Gleichzeitig erwartet das
(ultra)orthodoxe Judentum das Wiederinkrafttreten aller, heute nicht
mehr praktizierter Gebote nach dem Kommen des Messias und dem
Wiederaufbau des Tempels.
- 2. Opposition gegen
"Modernität", so daß im Falle von Widerspruch zwischen dieser Modernität
und der Tradition, die Tradition immer im Recht ist.
Aus dieser Geisteshaltung ist auch
die Ablehnung jeder historisch-wissenschaftlich fundierten Bibelkritik
zu verstehen.
- 3. Die Negierung des
religiösen Pluralismus innerhalb der eigenen Religion.

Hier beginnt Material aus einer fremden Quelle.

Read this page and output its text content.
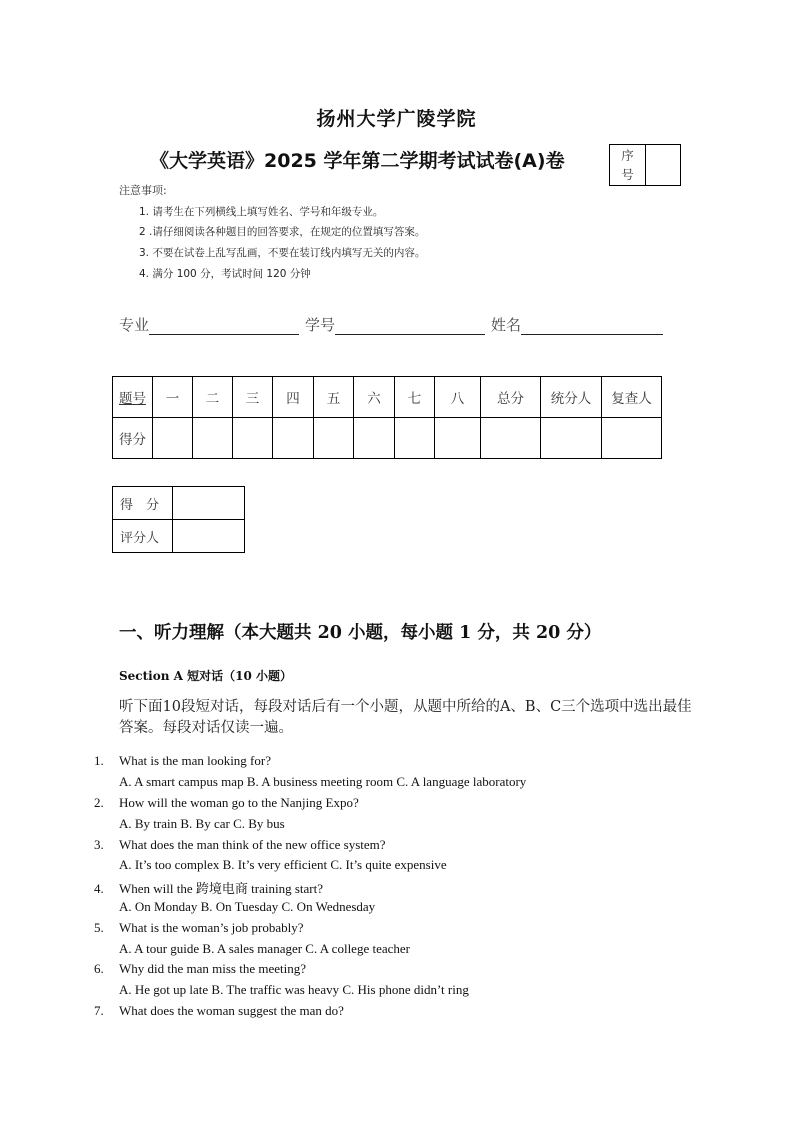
扬州大学广陵学院
《大学英语》2025 学年第二学期考试试卷(A)卷	序
号
注意事项:
1. 请考生在下列横线上填写姓名、学号和年级专业。
2 .请仔细阅读各种题目的回答要求，在规定的位置填写答案。
3. 不要在试卷上乱写乱画，不要在装订线内填写无关的内容。
4. 满分 100 分，考试时间 120 分钟
专业	学号	姓名
题号	一	二	三	四	五	六	七	八	总分	统分人	复查人
得分											
得　分	
评分人	
一、听力理解（本大题共 20 小题，每小题 1 分，共 20 分）
Section A 短对话（10 小题）
听下面10段短对话，每段对话后有一个小题，从题中所给的A、B、C三个选项中选出最佳答案。每段对话仅读一遍。
1. What is the man looking for?
A. A smart campus map B. A business meeting room C. A language laboratory
2. How will the woman go to the Nanjing Expo?
A. By train B. By car C. By bus
3. What does the man think of the new office system?
A. It’s too complex B. It’s very efficient C. It’s quite expensive
4. When will the 跨境电商 training start?
A. On Monday B. On Tuesday C. On Wednesday
5. What is the woman’s job probably?
A. A tour guide B. A sales manager C. A college teacher
6. Why did the man miss the meeting?
A. He got up late B. The traffic was heavy C. His phone didn’t ring
7. What does the woman suggest the man do?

- 4. Das Bestreben einiger
besonders fanatischer Gruppierungen (innerhalb des breiten Spektrums der
Orthodoxie), ihr Verständnis der Religion andersdenkenden Staatsbürgern
– auch mittels Gewalt – aufzuzwingen und Bekämpfung der staatlichen
Trennung zwischen "heilig" und "säkular".
Die Bedrohung
durch die Modernität
Für Psychologen / Psychiater / und
Soziologen sind derartige Geisteshaltungen pathologische Reaktionen auf
Ängste vor Veränderungen, Veränderungen oder Ende einer Welt, die sie
kennen und auf die ihr Selbstverständnis und Selbstvertrauen aufgebaut
sind. Folgerichtig versuchen sie daher, "ihre Werte" gegen die Bedrohung
durch "Modernität" / "Säkularismus" / "die Intellektuellen" / "den
Westen" in möglichst perfekter und aggressiver Weise, ohne einen Hauch
von Selbstkritik oder Kompromissbereitschaft, zu verteidigen.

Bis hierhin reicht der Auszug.